As mentioned previously, this article boldly states that the Bible is actually ANTI-family. The last point Pearlstein makes is based on the teachings of Jesus in the New Testament. He cites passages like Luke 14:25-27, “Large crowds were traveling with Jesus, and turning to them he said: “If anyone comes to me and does not hate his father and mother, his wife and children, his brothers and sisters—yes, even his own life—he cannot be my disciple. And anyone who does not carry his cross and follow me cannot be my disciple.”
He also cites Matthew 10:35-36, “For I have come to turn
” ‘a man against his father,
a daughter against her mother,
a daughter-in-law against her mother-in-law –
a man’s enemies will be the members of his own household”

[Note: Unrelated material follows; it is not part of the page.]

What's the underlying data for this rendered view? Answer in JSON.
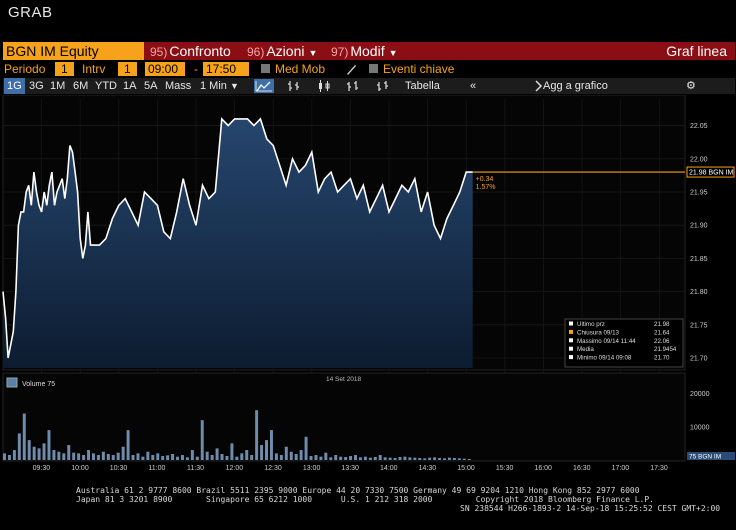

Why the NIV structures those verses as poetry, I have no idea! That really doesn’t make for a very good song. He doesn’t cite the next verses because in them are the key to understanding what Jesus is saying, “Anyone who loves his father or mother more than me is not worthy of me; anyone who loves his son or daughter more than me is not worthy of me; and anyone who does not take his cross and follow me is not worthy of me. Whoever finds his life will lose it, and whoever loses his life for my sake will find it.”
The Bible is counterintuitive and its teachings often paradoxical. Why would Jesus turn a family against itself? Not because God wants to disrupt family life and because God hates family. It happens because the nature of the Gospel as an identity changing agent will prove disruptive to some families as one member turns to Christ while another decides not to. Their culture was very collective rather than like our individualistic culture. They found their identity in their family. To have faith in Christ when the rest of your family did not meant to take on an identity different than your patriarchs. That would have been socially unacceptable in their culture yet the call of Christ demands a response. For those whose families do not agree they would have certainly experienced a disruption in family life. Some still find this today but it is not as prevalent because we don’t view life the same as they did.
If the Bible is ANTI-family, none of the passages he cites serve as any kind of proof of such an outlandish claim. Can the Bible prove difficult for some families to be unified on? Certainly. Does that make it’s message ANTI-family? Of course not.
God created the family for a reason… And if the “family” was so unbiblical then why would Jesus be referred to as God’s Son, or us be referred to as the children of God? “In the beginning was the word, and the word was with God and the word was God”… The Bible is God’s essence and loveletter to us. This is yet another attempt to discredit a book that truly can’t be discredited. And please, before you respond, look at all your quotes and put them into context.
I am not sure what you are asking there. I was thinking I did put them in context. Maybe I am missing something or misreading your comment. Sorry.
I wholeheartedly agree with what you wrote about God and family. The Bible is 100% pro-family when the family is rooted and centered on God. When it is not problems happen. Why? Not because God is ANTI-family but because the family is not serving the purpose God made family for. When we miss our purpose and our identity we normally run into problems. The same is true with a family that does not value God.
OOPS!!! I misread something within your blog lol. Sorry for the mixup!
P.S. I just wrote two new blogs on my website, one about grace and one about the emergent church… Check them out and let me know what you think.
The problem comes in when some people in the church, using this text on the family, decide that THEY are entitled to make the judgement of who is holy or spiritual and then decide to separate family members from each other by using the youth ministry, small groups, whatever.The key words are ‘control’, ‘manipulation’ and ‘deceit’. When any of these factors comes into play , the ends never justify the means.We need to be very very careful here.
This issue of what is coming to be known as ‘Kingdom Building’ by some formerly conservative and predictable congregations has the potential to get out of hand. Not every church member is really happy about the Purpose Driven Church tactics.
The worry by some that the church is losing members has sparked rank fanatacism and cult like behaviors in some areas.
I know of families whose kids were virtually stalked by
some in the church when they tried to change congregations.
I was never as worried about the church as I am now. If we simply preach the word as it was written we’ll be ok. Jesus never said the church was supposed to grow huge and take over the world; to take expand the ‘Kingdom’. That idea comes from denominations, and unsavory ones, in my opinion.